Your medical and financial records

This Notice Describes How Medical Information About You May Be Used And Disclosed And How You Can Get Access To This Information. Please Review It Carefully.

Like everything else in the fast moving and legalistic world of today, the practice of medicine today is much more complex than it used to be. Part of what that means to you as a patient is that the records the clinic keeps of your visits here are often used in new ways. We are providing you with this information as a requirement of the Health Insurance Portability and Accountability Act of 1996, but we are also happy for the opportunity to share our feelings about the responsibility we feel toward you and the private information with which you have entrusted us.

While the records belong to the clinic, you have a right to know what is in them. If you need a copy of some portion of your medical or financial records simply ask the receptionist for it.

The primary use for your medical record remains to help your health care provider keep track of your health history including all the symptoms that have brought you to the clinic, your family health history, examination and test results, diagnoses made, treatments supplied, and medications given. We might use your medical records in the following ways:

We might use your medical records in the following ways:

  • They might be sent to another doctor or therapist who we are asking to take part in your care. In this case, we would ask you to sign a consent form and would only be sending that part of your file that relates directly to the condition for which we refer.
  • We might use them as part of our quality assessment program in which we review the care our patients receive to be sure that we are documenting well and that each provider is rendering high quality care.
  • Our billing clerks might read a certain days progress notes to decide how best to enter codes into a bill to your insurance company.
  • We might send a copy of a course of treatment to an insurer who asks us to send records that support a bill we have sent them for your care. We ask you to authorize that by signing a form when you first sign up as a new patient.
  • Sometimes the law requires us to divulge medical records. In medical malpractice cases or criminal cases where treatment might be related to injuries sustained during a crime the court might subpoena the medical records of patients involved. Another case like this is when we are required to divulge knowledge or suspicion of abuse.
  • Your records might also be seen by business associates whom we hire to do such things as help us devise better record systems, store our records electronically, train our billing staff or other jobs related to efficient operation of the clinic. To protect your privacy in these cases, we require all of our business associates to demonstrate that they comply with our confidentiality requirements and to sign an agreement that limits what they can do with the records.

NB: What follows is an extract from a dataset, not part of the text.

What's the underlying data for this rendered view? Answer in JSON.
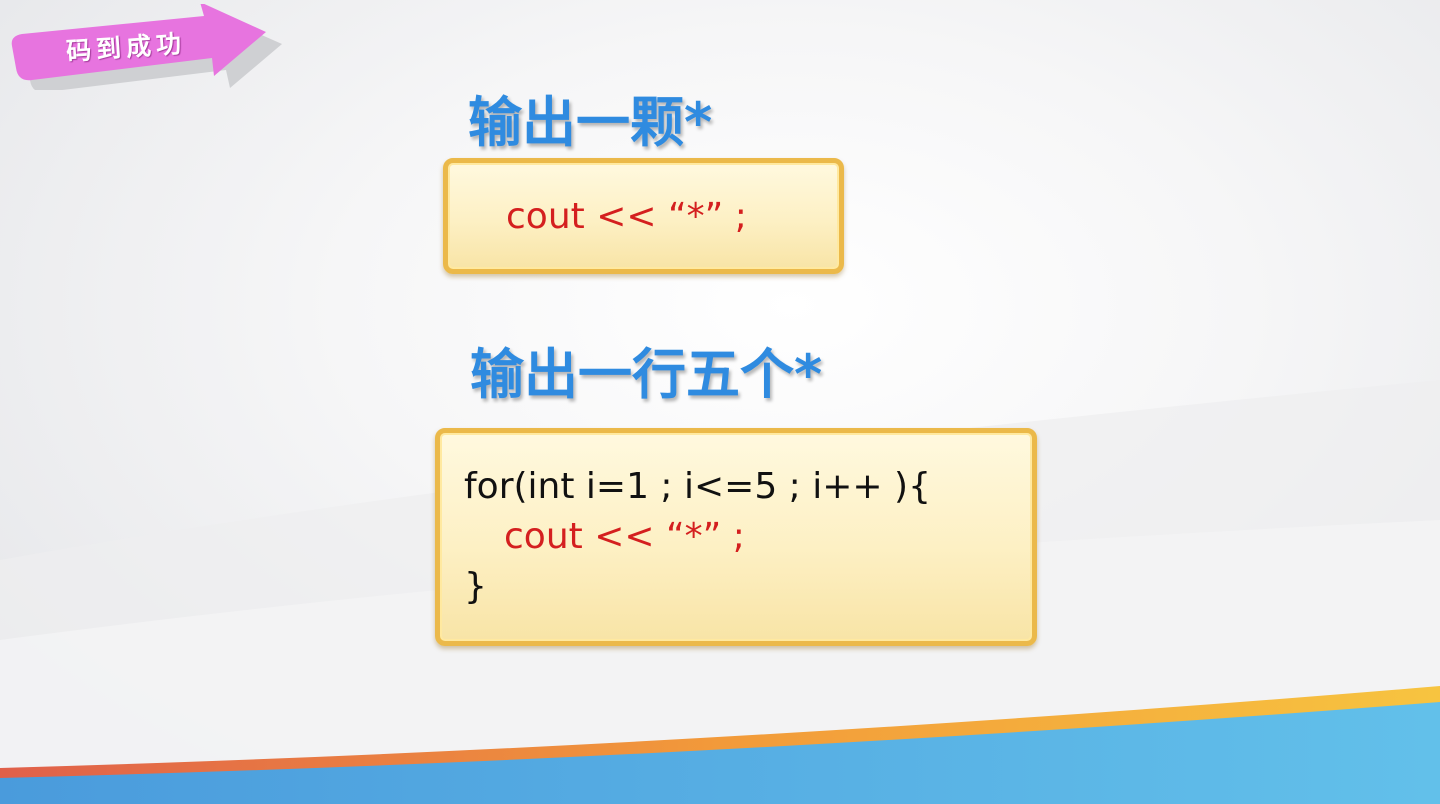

The primary use for any financial records we keep is to help us remember how much is owed and whether the bill goes to you, an insurance company, or a public health care payer. Uses to which those records might be put include:

  • Insurers sometimes ask for copies of records of payment for a certain service, so we would send them that segment of your payment records to them to support the billing.
  • Our accounts receivable department might see an amount due in your account when performing monthly jobs like balancing or aging accounts receivable or performing collections duties.
  • If we were to change financial management software programs or needed to refer an account for collections, a business associate might have to read your account in order to deal with it effectively Business associates sign agreements assuring confidentiality.

Our staff is trained to protect the privacy of your medical records and financial information. They are also trained to understand that any breach of confidentiality is grounds for termination from their jobs. If you have any reason to believe that any member of our staff has violated this sacred trust, please ask to see the privacy officer so that we can act appropriately. Even though the medical practice and not the patient owns the medical record, we want to use the contents of that record only in appropriate ways acceptable to you. If you would like to place any restrictions on the way we use your records, please complete the form below and give it to the receptionist. While the law does not require us to abide by such restrictions, we pledge to do our best to do so.

Thank you for taking the time to read this and thank you, too, for selecting us as your health care provider. If you have any questions about this paper or any other aspect of your care here, please feel free to ask the receptionist. She will either answer your question or refer you to the person in the clinic most qualified to answer it.